Calum no quería que aquel hombre lo tocara. Sabía que la mirada de preocupación desaparecería al instante, ahuyentada por cualquier nueva emoción que irrumpiera en la mente de Harkon. Era tan voluble como una brisa primaveral, e igualmente poco fiable.
La mano de Harkon volvió a descansar en su regazo. Sonrió a Calum.
—Encontré un cuerpo para ti. Un hombre de algo más de veinte años. Alto, fuerte, de buena salud, atractivo. Es un poco más bajo de lo que eras en tu juventud, más delgado, pero tal vez incluso un poco más atractivo.
Volver a la juventud, con toda la vida por delante, y la sabiduría de un anciano; abandonar su cuerpo atormentado por el dolor. Era una oferta tentadora, y Harkon lo sabía. ¿Por qué no?
Calum se humedeció los labios.
—¿Y qué será de ese joven, si yo me quedo con su cuerpo?
—Por supuesto, tomará el tuyo.
—Morirá de una forma horrible.
—¿Te estás muriendo? —Harkon se puso en pie y retrocedió hasta el pie del lecho.
—Sí.
—Pero, Calum, ¿acaso no tenías la intención de devolver el cuerpo al muchacho, al igual que yo pienso devolver a Konrad el suyo?
Calum observó el hermoso rostro. Los ojos oscuros se burlaban de él. Sabía que, una vez que hubiera probado la libertad de un cuerpo nuevo y sano, en ningún caso querría regresar a la mortaja que era el suyo propio. Quería vivir. Pero ¿a qué precio?
—Nadie aceptará semejante trato.
—Te garantizo que el joven sí.
—¿Cómo podría querer regresar a este sufrimiento cuando vuelva a ser libre? —Calum cerró los ojos—. No sería lo suficientemente fuerte para tomar esa decisión.
—Entonces deberás tomar otra distinta, Songmaster —repuso Harkon.
Calum abrió los ojos para encontrarse con la alta figura que se alzaba sobre él.
—¿Qué quieres decir?
Harkon le ofreció su consabida sonrisa.
—Quedarte con el cuerpo, volver a ser joven y sano. Escapar de este caparazón de muerte.
—¿Y qué hay del joven?
—Morirá.
—¿Lo eliminarás?
La sonrisa se hizo más amplia.
—Haría lo que fuera por volver a verte sano y en buen estado, amigo mío.

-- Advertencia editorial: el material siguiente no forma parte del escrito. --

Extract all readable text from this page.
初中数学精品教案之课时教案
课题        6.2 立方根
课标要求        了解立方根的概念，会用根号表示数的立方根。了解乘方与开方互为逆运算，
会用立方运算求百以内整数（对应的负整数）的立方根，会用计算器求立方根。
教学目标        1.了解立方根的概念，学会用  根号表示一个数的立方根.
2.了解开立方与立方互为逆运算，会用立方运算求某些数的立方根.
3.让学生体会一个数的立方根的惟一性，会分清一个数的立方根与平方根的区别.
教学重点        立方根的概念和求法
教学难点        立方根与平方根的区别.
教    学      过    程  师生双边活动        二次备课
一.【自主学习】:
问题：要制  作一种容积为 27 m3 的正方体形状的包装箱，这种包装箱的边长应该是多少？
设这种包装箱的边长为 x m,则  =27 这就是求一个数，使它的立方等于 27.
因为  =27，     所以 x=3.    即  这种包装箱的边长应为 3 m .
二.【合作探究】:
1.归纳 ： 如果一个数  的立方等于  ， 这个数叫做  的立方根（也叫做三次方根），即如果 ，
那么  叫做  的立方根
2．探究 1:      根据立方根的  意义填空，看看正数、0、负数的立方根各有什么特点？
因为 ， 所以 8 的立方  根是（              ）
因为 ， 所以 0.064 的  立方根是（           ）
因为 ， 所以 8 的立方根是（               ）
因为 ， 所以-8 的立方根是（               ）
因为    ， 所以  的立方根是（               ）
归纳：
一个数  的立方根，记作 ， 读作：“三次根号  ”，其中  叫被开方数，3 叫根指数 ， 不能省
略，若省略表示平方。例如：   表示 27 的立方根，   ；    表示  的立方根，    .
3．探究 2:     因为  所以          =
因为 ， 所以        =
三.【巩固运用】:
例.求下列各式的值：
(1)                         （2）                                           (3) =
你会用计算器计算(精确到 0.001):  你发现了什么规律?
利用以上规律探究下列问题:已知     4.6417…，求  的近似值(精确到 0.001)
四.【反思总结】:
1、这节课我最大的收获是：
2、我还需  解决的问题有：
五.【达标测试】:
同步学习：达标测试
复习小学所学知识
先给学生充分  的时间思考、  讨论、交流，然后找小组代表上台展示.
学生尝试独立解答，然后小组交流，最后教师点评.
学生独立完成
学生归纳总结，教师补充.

—Tampoco tienes previsto devolverle el cuerpo a Konrad, ¿me equivoco?
Harkon esbozó una suave sonrisa.
—Oh, Calum, ¿realmente quieres saberlo?
No, decidió Calum, en realidad no deseaba saberlo. Estaban hablando del mal. Tan atroz como cualquier otra de las formas del mal contra las que él mismo había luchado. No sabía por qué razón Harkon insistía en perpetrar aquella hechicería, pero él, Calum Songmaster, no robaría la juventud, la vida de otro ser humano. Era una monstruosidad.
Harkon se inclinó aún más sobre Calum, con ojos hipnotizantes y expresión solemne.
—Puede que ésta sea mi última visita, Calum. No es que no quiera volver a verte, amigo mío, pero es posible que la próxima vez tú simplemente ya no estés aquí. Si mueres antes de que cerremos el trato…
Se acercó aún más, para seguir susurrando sobre la piel de Calum. Por un momento, éste creyó que el hombre lo besaría suavemente, tal como se besa a un niño enfermo. Se resistía a que aquellos labios le rozasen la piel. Pero únicamente las palabras de Harkon recorrieron como un aliento ardiente su arrugada mejilla.
—Una vez muerto, no podré ayudarte.
Una oleada abrasadora de dolor de huesos molidos y del nudo que tenía en el estómago ascendió desde su vientre podrido. Cuando el dolor remitió, todavía con la respiración entrecortada, miró fijamente los ojos oscuros de Harkon.
—¿Qué quieres que haga?
Harkon sonrió.
—No mucho, amigo mío, no mucho.
Calum esperó a que las palabras se fueran desprendiendo de los labios de Harkon, esperó hasta escuchar cómo traicionaría a sus amigos, cómo destruiría a uno de ellos por completo. Ambos sabían que Konrad no sobreviviría en el cuerpo de Harkon. Él también sería eliminado. Calum lo sabía y, sin embargo, se dispuso a escuchar.
Sus ojos se posaron en el escritorio y en el cráneo, que parecía expectante. Sintió que les debía una disculpa a los huesos de su amigo por obligarlo a presenciar su caída. Había luchado por su país durante toda su vida, pero en su hora final le había sido ofrecido algo demasiado valioso para poder permitirse rechazarlo. Quería vivir. Y estaba dispuesto a pagar el precio, aunque éste consistiera en la sangre de otra persona. Incluso aunque algún día tuviera que pagar con su alma. Ahora se le antojaba un precio módico, a cambio de una segunda oportunidad.